A Lawmaker’s Crusade to Require Public Charter Schools to Provide Free Lunch

Statewide, charter schools enroll over 630,000 students, and close to 60 percent of them would qualify for free and reduced-price meals, based on family income. Photo: Thinkstock

Some of Assemblyman Rob Bonta’s colleagues were puzzled when he introduced a bill about school lunches in late January.

“Isn’t that a law already?” other lawmakers asked Bonta (D-Oakland) about AB 1871, which would guarantee at least one free or reduced-price meal for low-income charter school students each school day.

In fact, it’s not.

While Gov. Jerry Brown signed legislation in 1975, during his first term in office, requiring public schools to serve free and reduced-cost meals each school day, charter schools are not included in the law.
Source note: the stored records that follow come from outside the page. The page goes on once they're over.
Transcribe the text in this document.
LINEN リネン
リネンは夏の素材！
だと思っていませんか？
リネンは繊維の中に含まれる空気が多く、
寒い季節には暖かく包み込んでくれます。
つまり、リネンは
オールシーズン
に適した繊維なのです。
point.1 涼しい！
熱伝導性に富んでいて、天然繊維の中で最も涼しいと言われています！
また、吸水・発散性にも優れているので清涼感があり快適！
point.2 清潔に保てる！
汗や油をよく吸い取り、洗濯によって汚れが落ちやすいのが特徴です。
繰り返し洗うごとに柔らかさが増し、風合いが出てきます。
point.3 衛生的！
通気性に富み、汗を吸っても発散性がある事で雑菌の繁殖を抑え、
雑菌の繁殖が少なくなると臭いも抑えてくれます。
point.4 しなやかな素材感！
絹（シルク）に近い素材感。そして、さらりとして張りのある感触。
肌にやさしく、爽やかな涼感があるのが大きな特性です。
Bonta wants to remedy that.

“Hungry students cannot learn effectively,” he said. “School nutrition programs are a critical resource for all students in need, regardless of which public school they attend.”

There are now over 1,200 charter schools in California—the most in the country. Statewide, charter schools enroll over 630,000 students, and close to 60 percent of them would qualify for free and reduced-price meals, based on family income, according to the California Charter School Association, which represents the schools.

Not providing these students with lunch at school “exacerbates the achievement gap for low-income students, including students of color,” Bonta said.

All charter schools are eligible for federal funding that reimburses schools for money spent on meals. Despite this, more than 81,000 low-income students in the state attend charter schools that do not offer free and reduced-price school meals, said Tia Shamada, director of programs at California Food Policy Advocates, which supports the new bill. Some charter schools don’t offer any meal program at all, paid or unpaid, according to the Oakland-based advocacy group.

The Charter Association is supportive of the bill, said spokesman Richard Garcia.

“We agree with the spirit and goal of the legislation and will continue to work with the legislature and our schools to increase access to facilities that allow for expanded opportunities for students,” he said.

The association is discussing aspects of the bill with Bonta, including how it would work for charter schools that are already faced with facility or spacing issues, Garcia said.

Many charter schools lack the facilities to prepare and store food, the association said. But, according to California Food Policy Advocates, so do many public schools, which opt to contract with vendors to provide food daily.

In California, students are eligible for free or reduced-price meals based on household income and family size, per California Department of Education requirements. To qualify for free meals, for example, a family of four must earn $31,980 or less annually. The income threshold is higher for reduce-price meals, at $45,510 annually for a family of four.

Without free and reduced-price meals children from low-income homes at charter schools often don’t eat during the school day, according to research by Food Policy Advocates.

At the Oakland charter school that Auroya Muhammad’s son and granddaughter attend, there is no official free or reduced-price lunch program.

Students at the elementary and middle school, East Oakland Leadership Academy, can access refrigerators to store food brought from home, and the administration buys and offers lunch food such as burritos to children who don’t bring food from home. Some parents send extra food for children who may not have food at home to bring with them, said Muhammad, who is president of the school’s parent association.

Muhammed, and her daughter, Patrice Muhammed, who is vice president of the parent association, said the school has been trying to find out how to provide free and reduced-price lunches. Although the school chose not to renew its charter and plans to close after this school year, it will continue inquiring about free and reduced-price meals for the remainder of the 2018 term, Patrice Muhammed said.

The two mothers estimate that they spend about $25 per week on lunches and snacks for both children. Based on their incomes—both work for the state government—they might qualify for free or reduced-price lunches. The reduced-price lunch would cost them a total of eighty cents per day instead of the $5 they are spending now, which could save the two single-parent households thousands of dollars each year.

Patrice Muhammad said that while the cost of food is a key factor, it’s not the only reason parents at the charter school would like to see a federally supported lunch program at the school. In many households, particularly if parents work full-time, having lunch provided by school is a huge time saver, she said.

Weekly food costs at the charter school her children attended, Bella Mente Montessori Academy Vista, is one reason Erica Gallardo of San Marcos moved her two youngest children to a different public school two years ago. Her two older children were already in a traditional public high school.

A single parent of four kids, it was sometimes tough to afford lunch costs for the charter school on top of everything else, she said. The school didn’t offer free or reduced-cost lunches but had a menu of items often including one free item for low-income families that parents could order and prepay in advance, charged to a credit card.

“The free item was usually a bean burrito which my kids wouldn’t eat,” said Gallardo, a freelance notary public. Costs for other lunch menu items could run $6 or more for sushi, a salad or hand wraps, she said.

Her kids more commonly ate less expensive pizza and a drink, but she still found food costs running about $100 a month and supplemented with brown bag lunches from home. Now, those two children and a high school senior brother are at a local public school where the family qualifies for free breakfast and lunch.

“The savings in school meal costs makes a huge difference to us,” Gallardo said.